Well... you get the gist... :D

Posted by Gavin at 2006/12/12 01:11:04.

Comment 11

Pictures are great! It must have been fun, although looking at them it seems quite a lot of an effort to get married!! 3 change of clothes, parties, salutations, pictures.... Aside from the second item (parties) it is exactly what I wouldn't want to do!!! :P Has it been particularly demanding on your side?

Posted by Lox at 2006/12/12 05:38:20.

Comment 12

Well, haven't been to your web site for a while and wow!!! Well done and congratulations to you both. Chie looks absolutely stunning - in all three outfits - as do you John. Really, really pleased for you both.

See you next year


Posted by Michelle at 2006/12/13 13:41:39.

Comment 13

Thanks all for your best wishes etc. Not sure if you noticed but I rewrote this entry a few hours ago (it was just a few lines until then) with a complete account of the whole day.

Posted by John at 2006/12/13 13:56:13.

Comment 14

Oh and by the way, we just went out for dinner with Yuka (Chie's sister) and she had some really nice pictures of the day on her camera. I'm hoping we can get a copy of those somehow or other in the near future.

Posted by John at 2006/12/13 13:57:59.

Comment 15

Reading the complete account now is a treat. Splendid stuff! And Veuve Cliquot et? I think you're going to have to ask your friend Tanaka-san to record some of his playing for you! Maybe he could do a CD for the Maison!!?

Posted by Nigel at 2006/12/13 14:44:05.

Comment 16

The full account is much better! I see that you actually enjoyed it! Good man!
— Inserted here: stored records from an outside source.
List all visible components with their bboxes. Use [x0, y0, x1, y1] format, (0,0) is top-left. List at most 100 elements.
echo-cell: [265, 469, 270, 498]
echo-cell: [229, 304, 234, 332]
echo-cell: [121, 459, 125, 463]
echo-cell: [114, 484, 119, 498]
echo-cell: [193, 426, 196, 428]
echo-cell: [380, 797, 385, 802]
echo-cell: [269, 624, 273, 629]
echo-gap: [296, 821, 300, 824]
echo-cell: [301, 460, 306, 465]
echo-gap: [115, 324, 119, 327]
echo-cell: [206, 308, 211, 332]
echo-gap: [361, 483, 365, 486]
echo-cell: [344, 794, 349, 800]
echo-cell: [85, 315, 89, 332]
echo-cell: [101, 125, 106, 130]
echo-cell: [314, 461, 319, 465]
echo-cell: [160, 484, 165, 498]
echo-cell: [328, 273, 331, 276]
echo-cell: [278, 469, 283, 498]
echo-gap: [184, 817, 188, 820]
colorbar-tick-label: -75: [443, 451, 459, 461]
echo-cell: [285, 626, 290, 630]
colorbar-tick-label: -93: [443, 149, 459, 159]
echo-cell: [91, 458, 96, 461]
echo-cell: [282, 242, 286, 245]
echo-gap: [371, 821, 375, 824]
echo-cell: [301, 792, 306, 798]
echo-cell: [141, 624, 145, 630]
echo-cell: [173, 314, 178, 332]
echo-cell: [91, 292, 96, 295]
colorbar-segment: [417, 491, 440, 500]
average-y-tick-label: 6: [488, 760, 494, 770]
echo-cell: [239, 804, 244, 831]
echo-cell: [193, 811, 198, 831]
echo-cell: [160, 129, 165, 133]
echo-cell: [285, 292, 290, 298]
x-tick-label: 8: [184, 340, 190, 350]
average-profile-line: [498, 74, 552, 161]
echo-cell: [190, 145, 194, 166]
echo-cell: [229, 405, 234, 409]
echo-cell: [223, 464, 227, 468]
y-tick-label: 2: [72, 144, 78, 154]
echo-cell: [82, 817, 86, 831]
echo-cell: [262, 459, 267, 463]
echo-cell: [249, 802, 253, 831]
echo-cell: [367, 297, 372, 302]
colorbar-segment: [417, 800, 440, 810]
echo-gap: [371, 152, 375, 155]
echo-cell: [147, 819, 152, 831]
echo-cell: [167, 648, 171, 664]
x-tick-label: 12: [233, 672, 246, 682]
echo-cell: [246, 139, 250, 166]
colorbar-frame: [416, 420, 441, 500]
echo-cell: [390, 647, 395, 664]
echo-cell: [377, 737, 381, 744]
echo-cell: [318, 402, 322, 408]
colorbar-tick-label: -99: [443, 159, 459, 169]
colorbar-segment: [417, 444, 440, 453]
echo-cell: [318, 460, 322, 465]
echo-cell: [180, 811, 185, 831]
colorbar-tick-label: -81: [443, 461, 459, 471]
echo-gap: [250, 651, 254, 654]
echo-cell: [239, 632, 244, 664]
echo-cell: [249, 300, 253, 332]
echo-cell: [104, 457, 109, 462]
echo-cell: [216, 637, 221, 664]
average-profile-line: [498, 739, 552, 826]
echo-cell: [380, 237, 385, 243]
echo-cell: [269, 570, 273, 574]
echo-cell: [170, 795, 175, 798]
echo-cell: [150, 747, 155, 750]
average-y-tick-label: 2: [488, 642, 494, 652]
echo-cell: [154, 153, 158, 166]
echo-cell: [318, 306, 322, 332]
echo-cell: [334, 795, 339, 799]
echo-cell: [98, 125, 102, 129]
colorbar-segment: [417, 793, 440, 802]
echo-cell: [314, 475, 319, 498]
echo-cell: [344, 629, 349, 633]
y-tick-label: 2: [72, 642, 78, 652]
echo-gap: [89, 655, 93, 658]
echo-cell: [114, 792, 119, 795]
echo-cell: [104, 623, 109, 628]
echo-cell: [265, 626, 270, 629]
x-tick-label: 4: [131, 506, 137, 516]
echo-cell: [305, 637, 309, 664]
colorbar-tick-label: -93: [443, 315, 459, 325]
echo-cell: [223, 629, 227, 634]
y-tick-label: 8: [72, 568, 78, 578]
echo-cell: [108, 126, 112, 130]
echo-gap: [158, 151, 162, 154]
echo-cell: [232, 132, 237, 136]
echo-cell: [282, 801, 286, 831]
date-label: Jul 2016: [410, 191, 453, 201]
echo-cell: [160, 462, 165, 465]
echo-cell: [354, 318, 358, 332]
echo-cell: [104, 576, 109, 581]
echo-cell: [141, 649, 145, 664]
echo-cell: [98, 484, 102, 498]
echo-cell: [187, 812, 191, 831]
Posted by Lox at 2006/12/13 15:01:22.

Comment 17

Just got back to the UK, couldn't look before. All my love to both of you. Chi'e looked breathtaking.
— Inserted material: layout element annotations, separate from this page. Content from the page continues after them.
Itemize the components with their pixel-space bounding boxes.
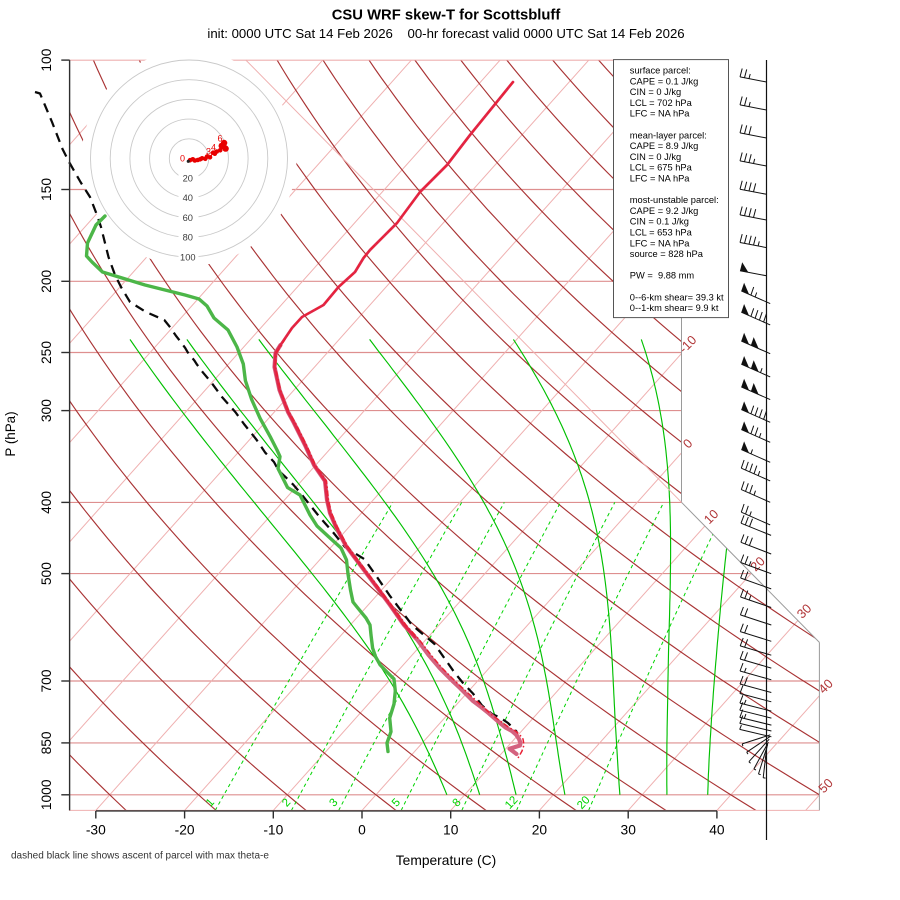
svg-text:20: 20 bbox=[532, 823, 548, 838]
svg-text:40: 40 bbox=[709, 823, 725, 838]
svg-text:3: 3 bbox=[206, 147, 211, 157]
svg-text:LFC = NA hPa: LFC = NA hPa bbox=[630, 174, 691, 184]
svg-text:40: 40 bbox=[183, 193, 193, 203]
svg-text:30: 30 bbox=[621, 823, 637, 838]
svg-text:CAPE = 8.9 J/kg: CAPE = 8.9 J/kg bbox=[630, 141, 698, 151]
svg-text:500: 500 bbox=[39, 562, 54, 585]
svg-text:300: 300 bbox=[39, 399, 54, 422]
svg-text:100: 100 bbox=[39, 48, 54, 71]
svg-text:LFC = NA hPa: LFC = NA hPa bbox=[630, 238, 691, 248]
svg-text:mean-layer parcel:: mean-layer parcel: bbox=[630, 130, 707, 140]
svg-text:surface parcel:: surface parcel: bbox=[630, 66, 691, 76]
svg-text:200: 200 bbox=[39, 269, 54, 292]
svg-text:400: 400 bbox=[39, 491, 54, 514]
svg-text:250: 250 bbox=[39, 341, 54, 364]
svg-text:CAPE = 9.2 J/kg: CAPE = 9.2 J/kg bbox=[630, 206, 698, 216]
svg-text:LCL = 702 hPa: LCL = 702 hPa bbox=[630, 98, 693, 108]
svg-text:150: 150 bbox=[39, 178, 54, 201]
svg-text:20: 20 bbox=[183, 174, 193, 184]
svg-text:init: 0000 UTC Sat 14 Feb 2026: init: 0000 UTC Sat 14 Feb 2026 00-hr for… bbox=[207, 26, 684, 41]
svg-text:CIN = 0.1 J/kg: CIN = 0.1 J/kg bbox=[630, 217, 689, 227]
svg-text:CIN = 0 J/kg: CIN = 0 J/kg bbox=[630, 87, 681, 97]
svg-text:0--1-km shear= 9.9 kt: 0--1-km shear= 9.9 kt bbox=[630, 303, 719, 313]
svg-text:0: 0 bbox=[358, 823, 366, 838]
svg-text:1000: 1000 bbox=[39, 779, 54, 810]
svg-text:4: 4 bbox=[211, 143, 216, 153]
svg-text:-10: -10 bbox=[263, 823, 283, 838]
svg-text:60: 60 bbox=[183, 213, 193, 223]
svg-text:-30: -30 bbox=[86, 823, 106, 838]
svg-text:dashed black line shows ascent: dashed black line shows ascent of parcel… bbox=[11, 851, 269, 862]
svg-text:LCL = 653 hPa: LCL = 653 hPa bbox=[630, 228, 693, 238]
svg-text:0: 0 bbox=[180, 154, 185, 164]
svg-text:LFC = NA hPa: LFC = NA hPa bbox=[630, 109, 691, 119]
svg-text:100: 100 bbox=[180, 252, 196, 262]
svg-text:700: 700 bbox=[39, 669, 54, 692]
svg-text:6: 6 bbox=[217, 134, 222, 144]
svg-text:80: 80 bbox=[183, 233, 193, 243]
svg-text:CAPE = 0.1 J/kg: CAPE = 0.1 J/kg bbox=[630, 76, 698, 86]
svg-text:850: 850 bbox=[39, 731, 54, 754]
svg-text:-20: -20 bbox=[175, 823, 195, 838]
svg-text:P (hPa): P (hPa) bbox=[3, 411, 18, 456]
svg-text:Temperature (C): Temperature (C) bbox=[396, 853, 496, 868]
svg-text:0--6-km shear= 39.3 kt: 0--6-km shear= 39.3 kt bbox=[630, 292, 724, 302]
svg-text:LCL = 675 hPa: LCL = 675 hPa bbox=[630, 163, 693, 173]
svg-text:CSU WRF skew-T for Scottsbluff: CSU WRF skew-T for Scottsbluff bbox=[332, 8, 561, 24]
svg-text:PW = 9.88 mm: PW = 9.88 mm bbox=[630, 271, 695, 281]
svg-text:CIN = 0 J/kg: CIN = 0 J/kg bbox=[630, 152, 681, 162]
svg-text:source = 828 hPa: source = 828 hPa bbox=[630, 249, 704, 259]
svg-text:most-unstable parcel:: most-unstable parcel: bbox=[630, 195, 719, 205]
svg-text:10: 10 bbox=[443, 823, 459, 838]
Posted by Mum at 2006/12/13 16:00:59.

Comment 18

You both make very a happy couple! Congratulations to you both!

Posted by dsp at 2006/12/13 16:13:37.

Comment 19

Fabulous full account of the days proceedings... Even though I don't know you chaps personally, I wish I could have been there.. Many many congratulations.. In light of the "Onamae wa" omission, does that mean you are now Mr. and Mrs Nondescript?.. Best wishes

Posted by Jerry at 2006/12/13 16:16:48.

Comment 20

Congrats to you both! Now when are you going to start a family?! LOL I have to throw that in there... since Jamie and I tied the knot in May we get this question ALL the time!!!!!!!! Welcome to married life!


Posted by Malinda at 2006/12/13 21:23:22.

Comment 21

Congratulations to you both. It looks like you had a brilliant day!

Posted by Jimmy at 2006/12/14 11:46:07.

Comment 22

Very many congratulations to you both. The costumes are amazing and you both looked very happy!

Posted by Alex at 2006/12/15 09:58:08.

Comment 23

congratz matey !!

I only found out today

Posted by Raj at 2006/12/19 16:39:55.

Comment 24


Congrats John and Chie, see you in London soon.

Posted by Dwain at 2006/12/20 12:02:53.